NIGERIA – Sabi, a B2B marketplace serving the informal sector, has received US$6 million bridge round led by CRE Venture Capital to support its continued fast-paced growth in Nigeria and beyond.
The financing round will help fuel the company’s rapid growth as it eyes new markets including South Africa, which is also home to a multi-billion-dollar informal sector.
This follows Sabi’s seed round closed in mid-2020 which also attracted leading international investors including Janngo Capital, Atlantica Ventures, and Waarde Capital.
“We are excited to have closed this bridge round as Sabi continues to grow at an incredible pace. Our merchant users are taking advantage of every part of our platform, and the quality of the B2B partners we have brought onto the market is clear from the ever-increasing transaction volume,” Anu Adasolum, CEO of Sabi, commented.
Sabi is platforming Nigeria’s US$244 billion informal trade sector by providing the digital infrastructure to help SMEs grow their businesses.
Over 175,000 merchants use Sabi’s category agnostic platform to manage their businesses and make B2B transactions.

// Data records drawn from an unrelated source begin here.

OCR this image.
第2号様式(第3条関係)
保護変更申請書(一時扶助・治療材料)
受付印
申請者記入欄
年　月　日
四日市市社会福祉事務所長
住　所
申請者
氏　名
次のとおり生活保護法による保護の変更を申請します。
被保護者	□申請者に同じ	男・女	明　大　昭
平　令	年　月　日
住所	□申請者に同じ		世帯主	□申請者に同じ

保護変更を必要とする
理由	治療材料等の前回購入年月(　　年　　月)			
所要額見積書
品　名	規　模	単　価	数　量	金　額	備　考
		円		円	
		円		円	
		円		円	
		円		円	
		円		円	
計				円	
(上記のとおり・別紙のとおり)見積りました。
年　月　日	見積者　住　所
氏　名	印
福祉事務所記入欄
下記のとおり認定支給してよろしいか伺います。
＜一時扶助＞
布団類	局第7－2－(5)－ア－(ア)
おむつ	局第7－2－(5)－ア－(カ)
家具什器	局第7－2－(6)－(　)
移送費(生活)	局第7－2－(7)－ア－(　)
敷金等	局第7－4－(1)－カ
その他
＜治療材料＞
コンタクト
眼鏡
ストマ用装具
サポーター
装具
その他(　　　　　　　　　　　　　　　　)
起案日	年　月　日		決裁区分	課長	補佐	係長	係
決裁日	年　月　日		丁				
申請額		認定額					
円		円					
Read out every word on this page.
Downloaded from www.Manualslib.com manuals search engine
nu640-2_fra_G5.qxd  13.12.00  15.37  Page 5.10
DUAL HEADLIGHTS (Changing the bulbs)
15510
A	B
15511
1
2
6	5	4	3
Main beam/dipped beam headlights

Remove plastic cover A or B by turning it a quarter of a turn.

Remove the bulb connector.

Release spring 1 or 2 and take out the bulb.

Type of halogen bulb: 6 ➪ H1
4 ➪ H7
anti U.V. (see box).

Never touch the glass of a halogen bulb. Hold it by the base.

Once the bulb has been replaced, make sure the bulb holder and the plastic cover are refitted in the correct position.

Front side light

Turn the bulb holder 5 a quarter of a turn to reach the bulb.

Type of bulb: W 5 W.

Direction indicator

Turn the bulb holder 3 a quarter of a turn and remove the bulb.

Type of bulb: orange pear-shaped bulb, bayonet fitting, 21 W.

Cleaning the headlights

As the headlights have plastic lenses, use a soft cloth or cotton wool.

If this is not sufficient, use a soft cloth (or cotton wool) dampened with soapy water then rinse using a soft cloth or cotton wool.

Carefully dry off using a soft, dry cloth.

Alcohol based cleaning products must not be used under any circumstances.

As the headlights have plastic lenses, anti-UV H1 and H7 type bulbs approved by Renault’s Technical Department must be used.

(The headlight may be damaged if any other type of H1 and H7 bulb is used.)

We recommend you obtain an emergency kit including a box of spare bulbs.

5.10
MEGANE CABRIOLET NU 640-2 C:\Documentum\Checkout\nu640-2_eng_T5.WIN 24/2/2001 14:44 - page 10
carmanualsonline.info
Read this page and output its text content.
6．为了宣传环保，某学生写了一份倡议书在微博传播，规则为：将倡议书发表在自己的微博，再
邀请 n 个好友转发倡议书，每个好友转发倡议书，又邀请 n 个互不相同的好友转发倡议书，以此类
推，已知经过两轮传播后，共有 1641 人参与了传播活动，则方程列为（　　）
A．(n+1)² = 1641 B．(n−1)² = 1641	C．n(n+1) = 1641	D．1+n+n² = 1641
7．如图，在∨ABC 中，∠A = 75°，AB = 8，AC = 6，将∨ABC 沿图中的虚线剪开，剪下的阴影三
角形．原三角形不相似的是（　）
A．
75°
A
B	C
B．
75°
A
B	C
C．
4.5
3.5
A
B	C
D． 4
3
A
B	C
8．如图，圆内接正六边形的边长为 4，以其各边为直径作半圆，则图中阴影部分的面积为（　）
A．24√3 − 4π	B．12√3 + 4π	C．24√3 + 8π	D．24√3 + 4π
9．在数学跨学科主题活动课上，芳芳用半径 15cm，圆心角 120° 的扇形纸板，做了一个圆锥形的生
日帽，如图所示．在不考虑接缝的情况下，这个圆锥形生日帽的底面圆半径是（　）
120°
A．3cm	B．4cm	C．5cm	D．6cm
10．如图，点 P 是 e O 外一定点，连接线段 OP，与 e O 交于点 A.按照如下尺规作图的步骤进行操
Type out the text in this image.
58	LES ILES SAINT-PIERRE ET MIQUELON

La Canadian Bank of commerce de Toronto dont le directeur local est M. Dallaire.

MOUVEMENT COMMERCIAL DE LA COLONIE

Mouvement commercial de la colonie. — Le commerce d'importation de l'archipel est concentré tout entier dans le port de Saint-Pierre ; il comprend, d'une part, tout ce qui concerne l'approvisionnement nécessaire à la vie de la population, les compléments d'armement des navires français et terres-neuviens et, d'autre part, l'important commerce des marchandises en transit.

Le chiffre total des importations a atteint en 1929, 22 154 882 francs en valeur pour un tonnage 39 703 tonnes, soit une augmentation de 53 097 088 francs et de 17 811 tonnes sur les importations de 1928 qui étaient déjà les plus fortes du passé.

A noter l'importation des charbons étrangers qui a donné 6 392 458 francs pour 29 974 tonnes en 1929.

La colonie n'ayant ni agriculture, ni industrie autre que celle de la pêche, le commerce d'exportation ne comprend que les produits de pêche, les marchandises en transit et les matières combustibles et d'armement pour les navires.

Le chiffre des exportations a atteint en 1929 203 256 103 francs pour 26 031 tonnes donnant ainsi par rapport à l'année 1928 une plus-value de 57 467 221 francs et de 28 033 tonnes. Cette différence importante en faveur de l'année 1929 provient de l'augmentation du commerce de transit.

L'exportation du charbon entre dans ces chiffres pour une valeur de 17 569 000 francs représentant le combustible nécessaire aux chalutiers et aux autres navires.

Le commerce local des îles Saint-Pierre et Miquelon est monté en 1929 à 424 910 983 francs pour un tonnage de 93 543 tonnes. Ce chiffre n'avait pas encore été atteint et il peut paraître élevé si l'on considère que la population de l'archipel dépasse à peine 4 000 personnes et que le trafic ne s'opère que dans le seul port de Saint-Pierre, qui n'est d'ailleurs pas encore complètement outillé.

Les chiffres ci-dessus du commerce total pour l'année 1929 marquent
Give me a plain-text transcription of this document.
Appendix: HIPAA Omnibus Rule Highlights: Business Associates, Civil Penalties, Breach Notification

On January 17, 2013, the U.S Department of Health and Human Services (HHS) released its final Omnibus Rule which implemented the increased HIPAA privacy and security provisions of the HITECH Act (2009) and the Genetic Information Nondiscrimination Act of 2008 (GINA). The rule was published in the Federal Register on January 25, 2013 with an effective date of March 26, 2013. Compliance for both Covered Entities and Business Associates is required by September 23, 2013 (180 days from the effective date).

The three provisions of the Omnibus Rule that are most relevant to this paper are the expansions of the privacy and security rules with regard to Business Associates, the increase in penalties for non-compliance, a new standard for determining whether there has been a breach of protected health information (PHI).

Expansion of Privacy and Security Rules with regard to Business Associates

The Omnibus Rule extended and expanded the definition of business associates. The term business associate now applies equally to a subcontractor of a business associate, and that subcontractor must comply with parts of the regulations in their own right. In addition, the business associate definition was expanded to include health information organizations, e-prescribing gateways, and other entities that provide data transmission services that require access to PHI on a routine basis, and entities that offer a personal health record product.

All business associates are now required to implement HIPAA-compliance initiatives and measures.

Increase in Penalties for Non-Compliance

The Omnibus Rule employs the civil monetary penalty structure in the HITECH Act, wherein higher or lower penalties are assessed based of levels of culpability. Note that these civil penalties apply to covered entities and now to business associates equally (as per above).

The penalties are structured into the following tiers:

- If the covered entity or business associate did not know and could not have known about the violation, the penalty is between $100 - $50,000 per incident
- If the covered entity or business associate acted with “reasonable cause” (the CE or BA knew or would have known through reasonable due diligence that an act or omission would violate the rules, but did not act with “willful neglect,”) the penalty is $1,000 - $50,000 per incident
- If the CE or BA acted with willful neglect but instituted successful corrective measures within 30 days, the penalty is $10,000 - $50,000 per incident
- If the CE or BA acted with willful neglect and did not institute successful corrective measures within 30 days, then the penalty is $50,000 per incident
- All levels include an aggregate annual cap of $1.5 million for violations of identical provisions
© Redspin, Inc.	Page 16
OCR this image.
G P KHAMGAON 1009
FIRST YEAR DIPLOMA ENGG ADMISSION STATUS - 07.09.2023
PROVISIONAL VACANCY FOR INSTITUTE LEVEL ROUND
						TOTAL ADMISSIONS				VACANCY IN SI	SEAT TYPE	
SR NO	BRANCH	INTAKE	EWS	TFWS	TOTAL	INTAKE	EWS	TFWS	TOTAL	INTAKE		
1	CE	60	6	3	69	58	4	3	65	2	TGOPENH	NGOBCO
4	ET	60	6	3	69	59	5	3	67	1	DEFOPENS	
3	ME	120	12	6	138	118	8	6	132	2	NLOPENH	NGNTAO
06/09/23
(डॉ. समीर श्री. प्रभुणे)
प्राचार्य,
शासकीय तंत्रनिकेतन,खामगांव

Merchants are transacting at over a US$100 million GMV annualized rate on Sabi’s platform.
“CRE Venture Capital is proud to support Sabi’s continued growth across Nigeria and expansion into Kenya and South Africa.
“Sabi’s online/offline approach to serving informal businesses, combined with the quality of its platform and service provider curation, has clearly taken root in Nigeria.
“The company is on track to be one of the fastest-growing African companies of 2021 and is showing no signs of slowing down,” Pardon Makumbe, Co-founder & Managing Partner of CRE Venture Capital, said.
The company has been operational in Nigeria for just over a year and recently became operational in Kenya.
“Now that Sabi is operational all across Nigeria, we look forward to bringing our solution into new markets with similar informal sector challenges, starting with Kenya and then South Africa.
“Sabi’s team, platform, and investors are ready to continue scaling Sabi into Africa’s leading B2B marketplace,” Ademola Adesina, co-founder of Sabi, said.
Sabi’s network of over 10,000 agents now interacts with merchants across all 36 Nigerian states, delivering the online and offline support needed to properly service the over 41 million micro, small, and medium-sized enterprises in Nigeria alone that can benefit from the Sabi platform.
A 2016 study by global consultancy PwC states that an estimated 90% of sales in Africa’s major economies come through informal channels like markets and kiosks.
In sub-Saharan Africa, 90% of these household retail transactions are carried out via a network of about 100 million MSMEs.
B2B Players such as Sabi in Nigeria, Marketforce in Kenya, Fatura in Egypt, among others are streamlining operations in the informal sector making them to be more profitable.
Recently, Vendease, a Nigeria based online marketplace that allows restaurants and other food businesses to buy supplies straight from manufacturers and farms, raised a seed round of US$3.2 million.
Vendease, founded in January 2020, tries to solve the challenges and inefficiencies in Africa’s highly fragmented food sector.